In 1965, a college kid named Fred turned in a paper for his economics class.
His idea was simple: as the American economy modernized, it would need a dedicated air-based delivery network capable of moving packages overnight.
His professor wasn’t impressed. After all, shipping companies already moved freight by truck or by commercial air. No one needed a dedicated overnight network. And even if they did, how would a college kid know how to build one?
Fred received a “C” on his paper.
Fast-forward a few years, and that term paper became Federal Express (NYSE: FDX), a logistics empire worth more than $50 billion. Fred (full name, Fred Smith) soon became a billionaire as he transformed global commerce and permanently changed how the world moves goods.
The thing is, Fred’s professor wasn’t the first person to overlook a massive opportunity.
And he sure wasn’t the last.
It’s Hard To Pick Winners Early
Every breakthrough company looks a little ridiculous at first. Its timing is off. Its business model looks weird. It doesn’t resemble anything that came before it.
That’s what protects these opportunities — and it’s also what confuses people.
When Fred Smith pitched his “overnight package delivery” concept to bankers and investors, they waved him off. Too capital-intensive. Too risky. Too complicated. The incumbents already had it covered.
But incumbents never have it covered.
That’s why disruptors are always underestimated. Until it’s too late.
The same thing happened decades later with other category-defining startups…
“Strangers Sleeping in My House?
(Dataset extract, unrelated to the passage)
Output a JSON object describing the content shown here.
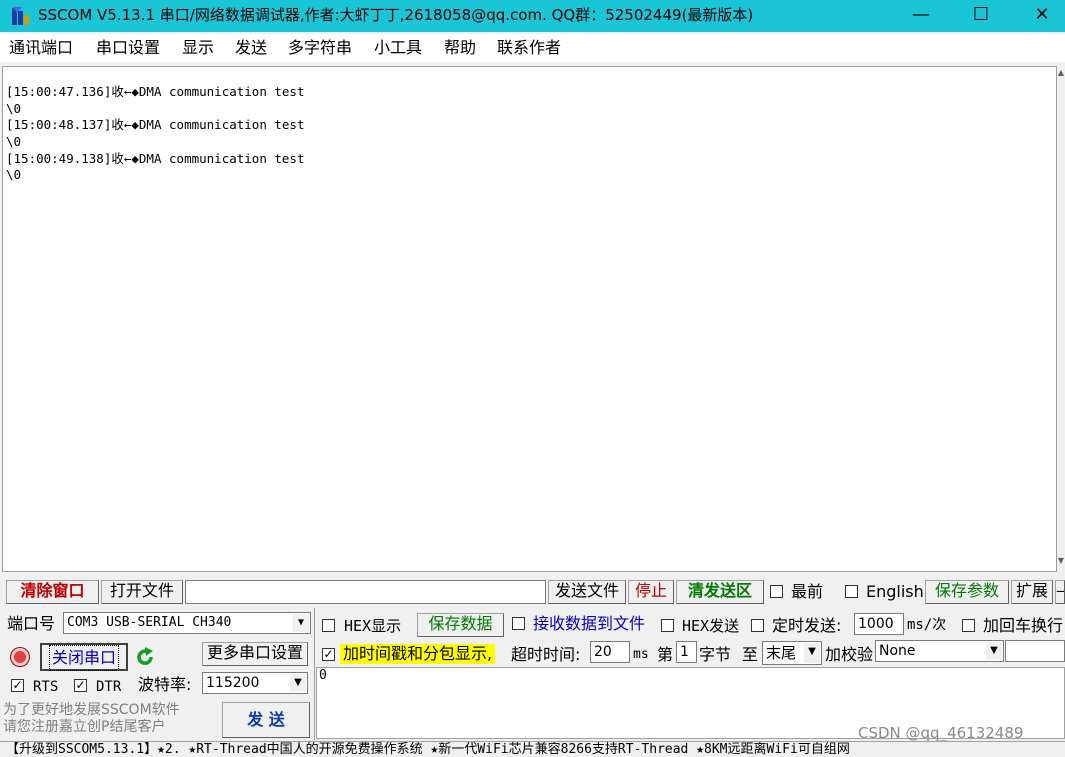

No Thanks!”
Airbnb first raised the capital it needed by selling novelty cereal boxes — “Obama O’s” and “Cap’n McCain” — because real investors wouldn’t take the company seriously.
The pitch made no sense to them:
“Let me get this straight. I’m going to let a stranger into my house? To sleep there?”
Skeptics assumed regulation would kill it. Or they had concerns about liability. Or they believed that people simply wouldn’t do something so strange.
Today, Airbnb’s market cap (NASDAQ: ABNB) is about $100 billion.
The idea didn’t change. It’s just that the world caught up.
“A Taxi App with No Cars? That’s Not a Business.”
When it was just getting started, Uber looked equally nuts.
A taxi company with no fleet of cars, no medallions, no legacy infrastructure — and yet it wanted to take on one of the most regulated industries in the country?
To most investors, it sounded like more trouble than it was worth.
Today, Uber (NYSE: UBER) is one of the most valuable companies in the world.
The Lesson for Private Investors
It’s not that you’ll miss out on investing in the next FedEx, Uber, or Airbnb because you’re not clever enough or connected enough.
It’s that no one can reliably spot big winners at their earliest stages — not professors, not industry analysts, not even professional investors.
Even the world’s best venture capitalists are wrong most of the time.
Early-stage investing success isn’t about being a genius or having clairvoyance. It’s about using a system. A proven framework for risk management that puts the odds in your favor.
The Three Core Principles of That System
At Crowdability, our framework for early-stage risk management starts with three simple principles:
1. The Team
Early-stage success, especially in tech, comes down to the founders. Look for:
- Multiple founders.
- Domain experience.
- A “balanced” team that has one founder with tech experience, and one founder with business experience.
A balanced, well-qualified founding team is one of the strongest statistical predictors of startup outcomes.
2. The Price
If you pay too high of a price to get in, great companies can make terrible investments.
Early-stage investors only win big when they get in low — before the big valuation step-ups. In other words: you need to “buy low” if you expect to “sell high.”
Valuation discipline is risk management.
3. Diversification
This is the part most people underestimate.
Early-stage outcomes follow a power-law curve. A tiny handful of investments create nearly all the gains. Since you don’t know which handful they’ll be, you’ll need broad exposure.
Generally speaking, this means two or three dozen startups over time.
You can’t beat the uncertainty of picking the winners, so you solve this challenge through diversification.
The Takeaway
Fred Smith’s professor wasn’t dumb. He was just doing what most humans do when confronted with something unfamiliar: he used his existing mental model to judge a new one.
That almost always produces the wrong answer.
Which is why, if you’re going to invest in early-stage deals, you can’t rely on instinct or intuition. You need a system — a framework that acknowledges uncertainty and works with it rather than against it.
That’s one of the big principles we focus on at Crowdability. And that’s why, in future articles, we’ll unpack each of these principles in more detail — so you can start building a portfolio that gives you a real shot at venture-style returns.
Because the next “C-grade” idea that turns into a billion-dollar winner could be sitting right in front of you.